FinGPT democratizes Internet-scale data for financial large language models (FinLLMs) at FinNLP.
1). Finance is highly dynamic. BloombergGPT retrains an LLM using a mixed dataset of finance and general data sources, which is too expensive (1.3M GPU hours, a cost of around $5M). It is costly to retrain an LLM model every month or every week, so lightweight adaptation is highly favorable in finance. Instead of undertaking a costly and time-consuming process of retraining a model from scratch with every significant change in the financial landscape, FinGPT can be fine-tuned swiftly to align with new data (the cost of adaptation falls significantly, estimated at less than $416 per training).

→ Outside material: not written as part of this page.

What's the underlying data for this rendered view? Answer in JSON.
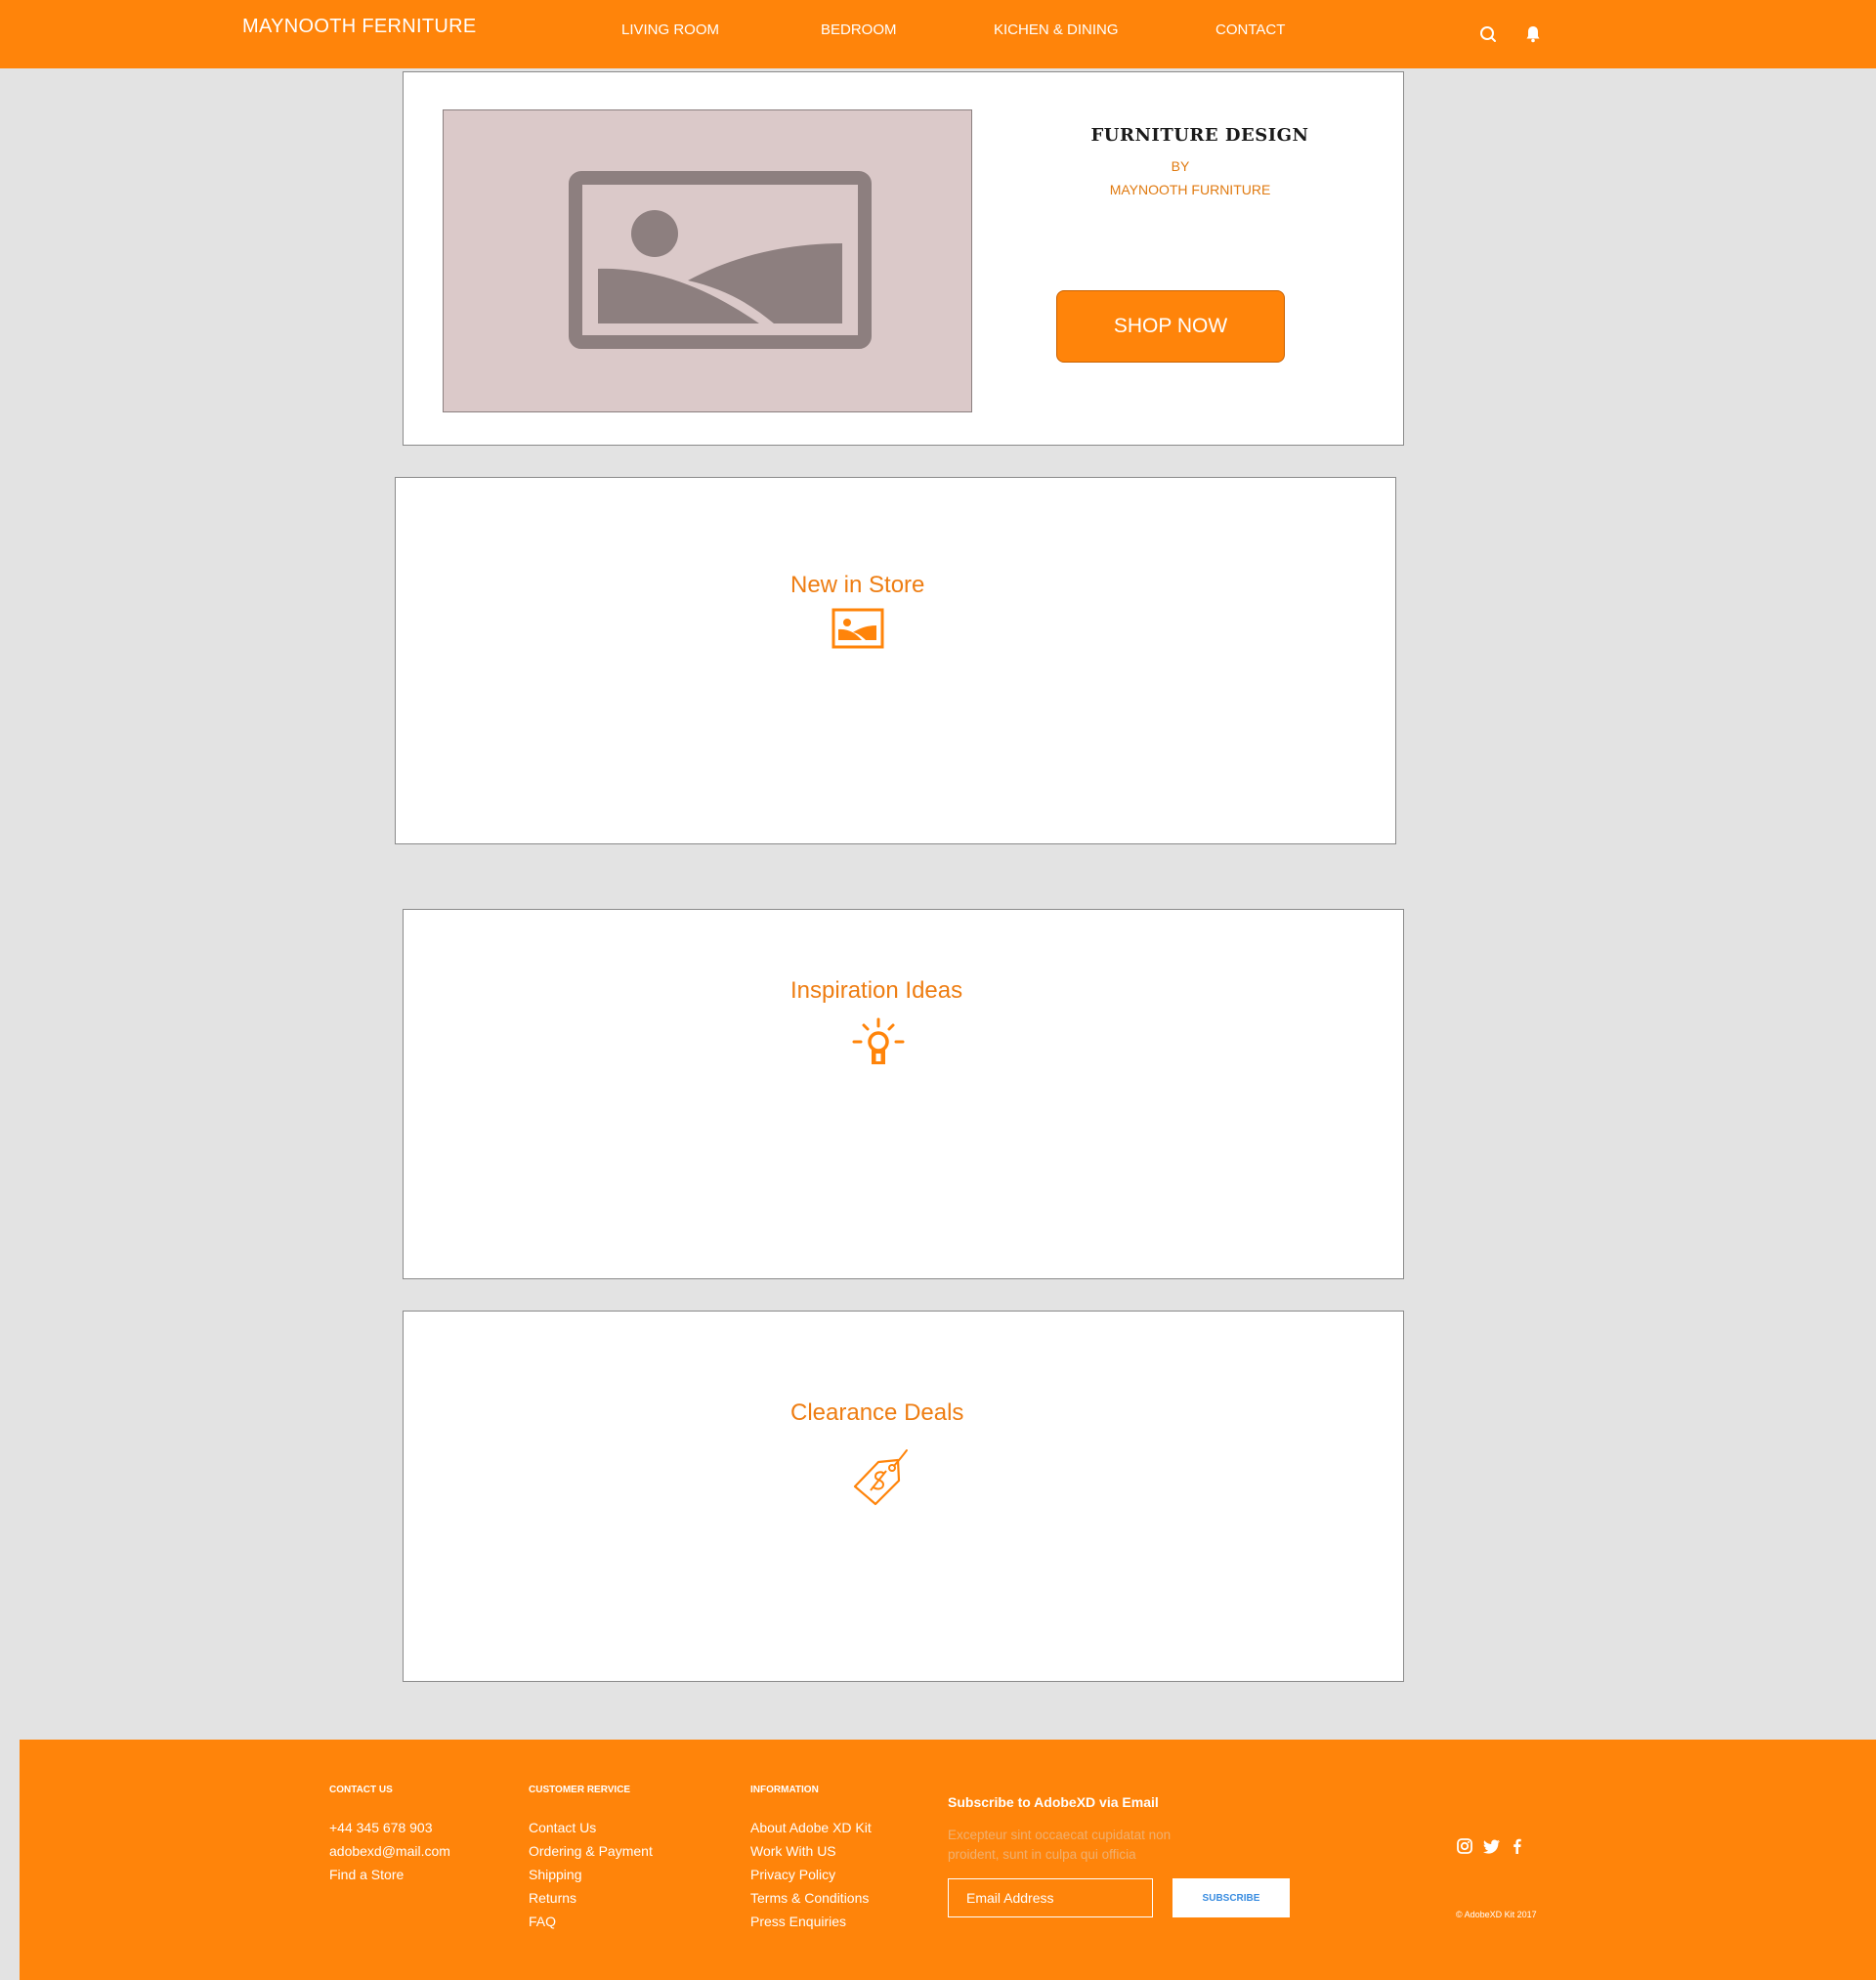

2). Democratizing Internet-scale financial data is critical, which should allow timely updates (monthly or weekly updates) using an automatic data curation pipeline. But, BloombergGPT has privileged data access and APIs. FinGPT presents a more accessible alternative. It prioritizes lightweight adaptation, leveraging the strengths of some of the best available open-source LLMs, which are then fed with financial data and fine-tuned for financial language modeling.
3). The key technology is "RLHF (Reinforcement learning from human feedback)", which is missing in BloombergGPT. RLHF enables an LLM model to learn individual preferences (risk-aversion level, investing habits, personalized robo-advisor, etc.), which is the "secret" ingredient of ChatGPT and GPT4.